Kingsley leaped to his feet, tipping over a coffee cup, staining the table cloth.

"Increase the mass!" he shouted. "But…”

Then he sat down again, sagged down, a strangely beaten man.

"Of course that would destroy us," he mumbled. "Presence of mass is the only cause for the bending of space. An empty universe would have no space curvature. In utter nothingness there would be no condition such as we call space. Totally devoid of mass, space would be entirely uncurved, would be a straight line and would have no real existence. The more mass there is, the tighter space is curved. The more mass there is, the less space there is for it to occupy."- "Flood the universe with energy from inter-space," the Engineer agreed, "and space begins curving back, faster and faster, tighter and tighter, crowding the matter it does contain into smaller space. We would have a contracting rather than an expanding universe.”
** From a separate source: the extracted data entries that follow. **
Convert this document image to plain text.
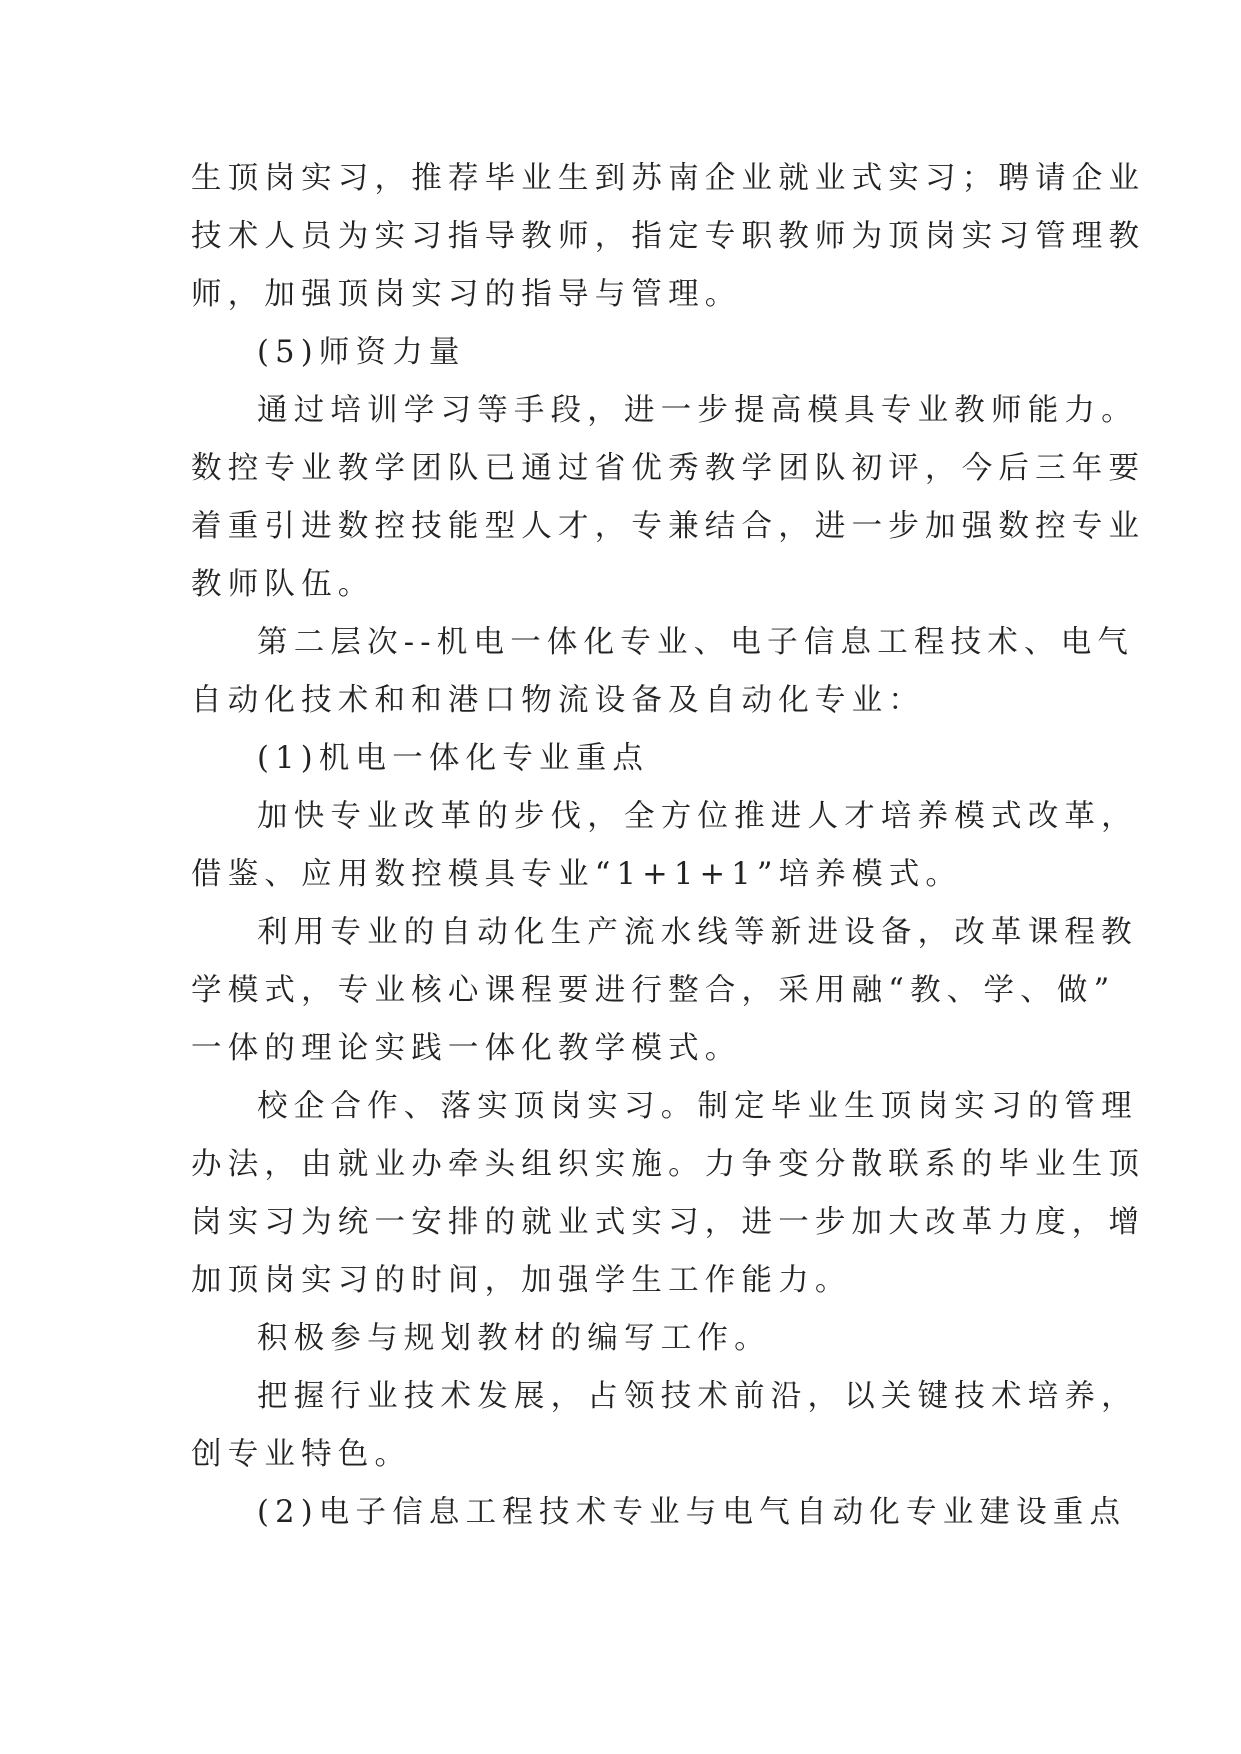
生顶岗实习，推荐毕业生到苏南企业就业式实习；聘请企业
技术人员为实习指导教师，指定专职教师为顶岗实习管理教
师，加强顶岗实习的指导与管理。
(5)师资力量
通过培训学习等手段，进一步提高模具专业教师能力。
数控专业教学团队已通过省优秀教学团队初评，今后三年要
着重引进数控技能型人才，专兼结合，进一步加强数控专业
教师队伍。
第二层次--机电一体化专业、电子信息工程技术、电气
自动化技术和和港口物流设备及自动化专业：
(1)机电一体化专业重点
加快专业改革的步伐，全方位推进人才培养模式改革，
借鉴、应用数控模具专业“1+1+1”培养模式。
利用专业的自动化生产流水线等新进设备，改革课程教
学模式，专业核心课程要进行整合，采用融“教、学、做”
一体的理论实践一体化教学模式。
校企合作、落实顶岗实习。制定毕业生顶岗实习的管理
办法，由就业办牵头组织实施。力争变分散联系的毕业生顶
岗实习为统一安排的就业式实习，进一步加大改革力度，增
加顶岗实习的时间，加强学生工作能力。
积极参与规划教材的编写工作。
把握行业技术发展，占领技术前沿，以关键技术培养，
创专业特色。
(2)电子信息工程技术专业与电气自动化专业建设重点
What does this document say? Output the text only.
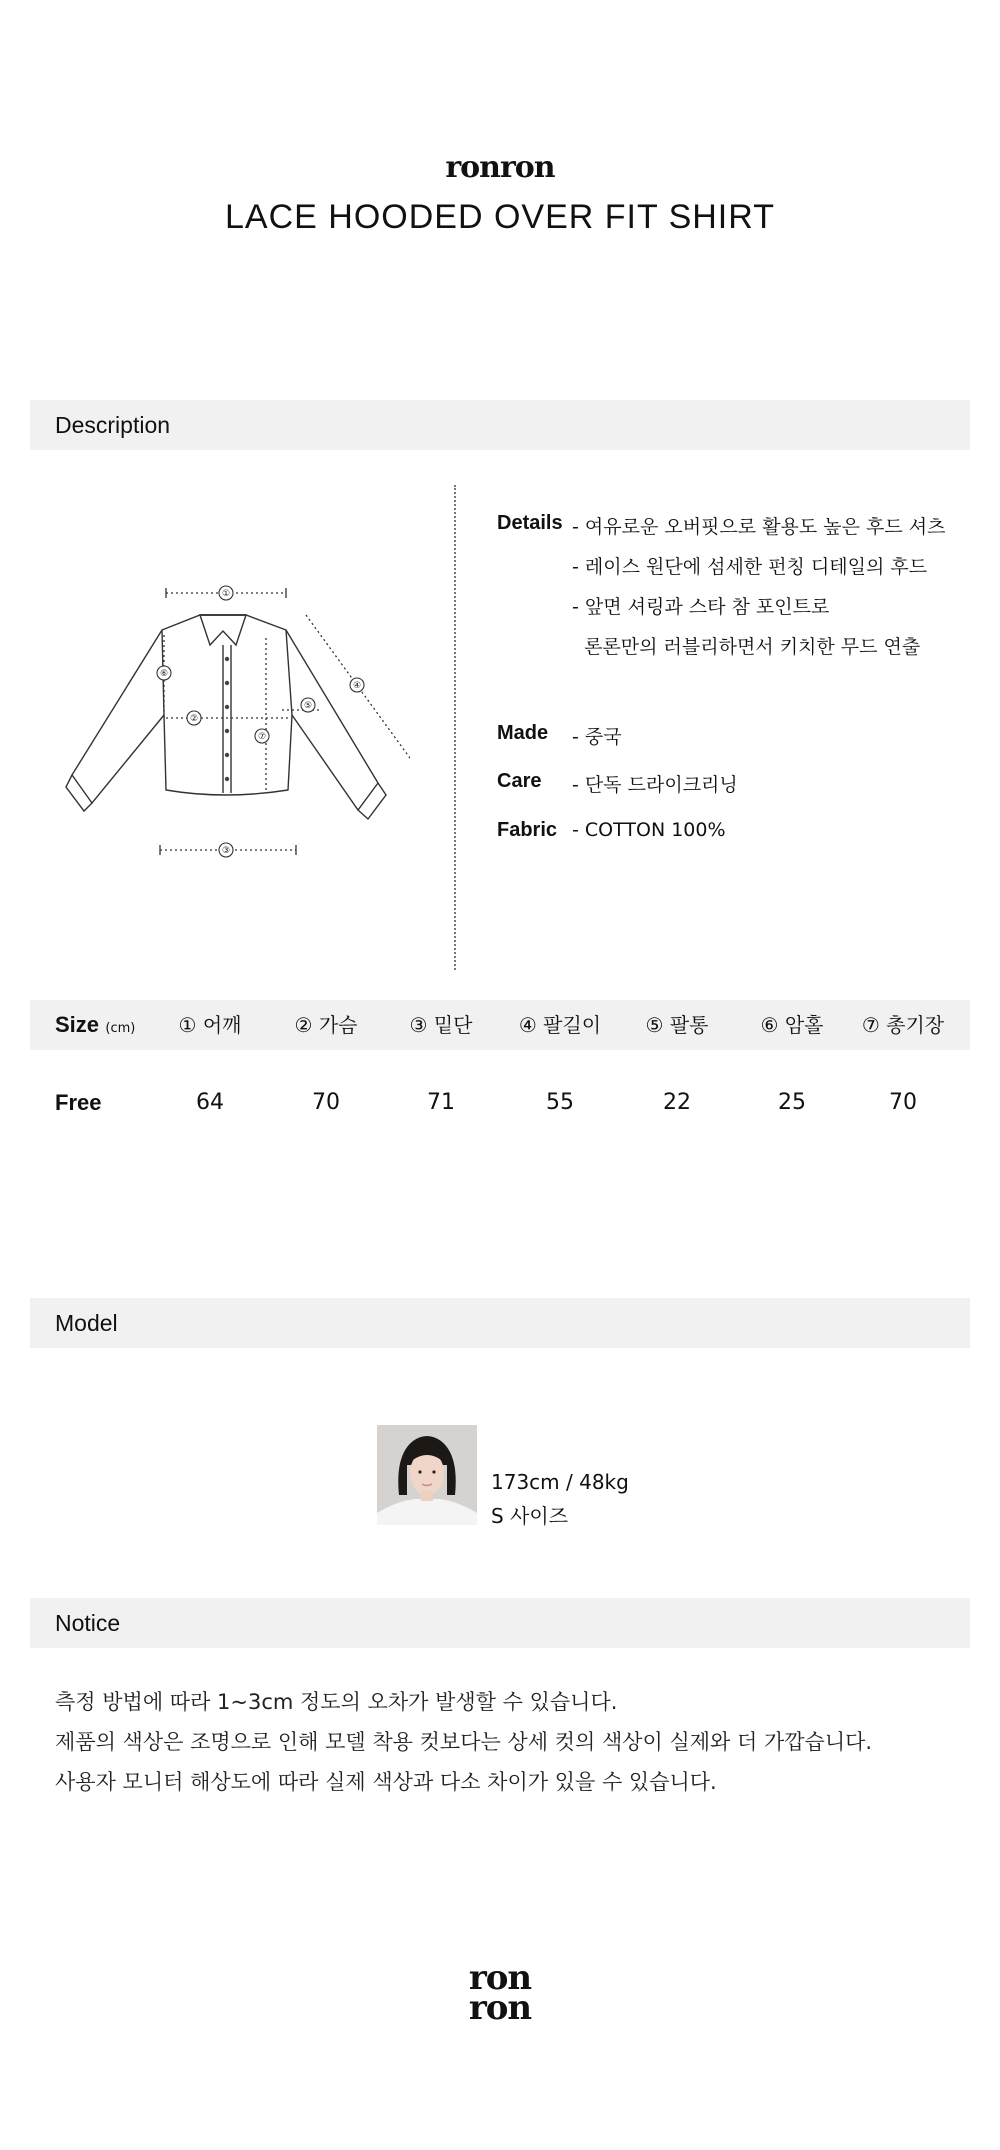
ronron
LACE HOODED OVER FIT SHIRT
Description
①
②
③
④
⑤
⑥
⑦
Details - 여유로운 오버핏으로 활용도 높은 후드 셔츠
- 레이스 원단에 섬세한 펀칭 디테일의 후드
- 앞면 셔링과 스타 참 포인트로
론론만의 러블리하면서 키치한 무드 연출
Made	- 중국
Care	- 단독 드라이크리닝
Fabric - COTTON 100%
Size (cm)	① 어깨	② 가슴	③ 밑단	④ 팔길이	⑤ 팔통	⑥ 암홀	⑦ 총기장
Free	64	70	71	55	22	25	70
Model
173cm / 48kg
S 사이즈
Notice
측정 방법에 따라 1~3cm 정도의 오차가 발생할 수 있습니다.
제품의 색상은 조명으로 인해 모델 착용 컷보다는 상세 컷의 색상이 실제와 더 가깝습니다.
사용자 모니터 해상도에 따라 실제 색상과 다소 차이가 있을 수 있습니다.
ron
ron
"Throw enough of that new energy into the universe," Kingsley rumbled excitedly, "and it would be more like an implosion than anything else.

Space would rush together. All life would be destroyed, galaxies would be wiped out. Existent mass would be compacted into a tiny area. It might even be destroyed if the contraction was so fast that it crushed the galaxies in upon each other. At the best, the universe would have to start all over again.”

"It would start over again," said the Engineer. "There would be enough new energy absorbed by the universe for just such an occurrence as you have foreseen. The entire universe would revert to original chaos.”

"And me without my life insurance paid," said Herb. Gary snarled at him across the table.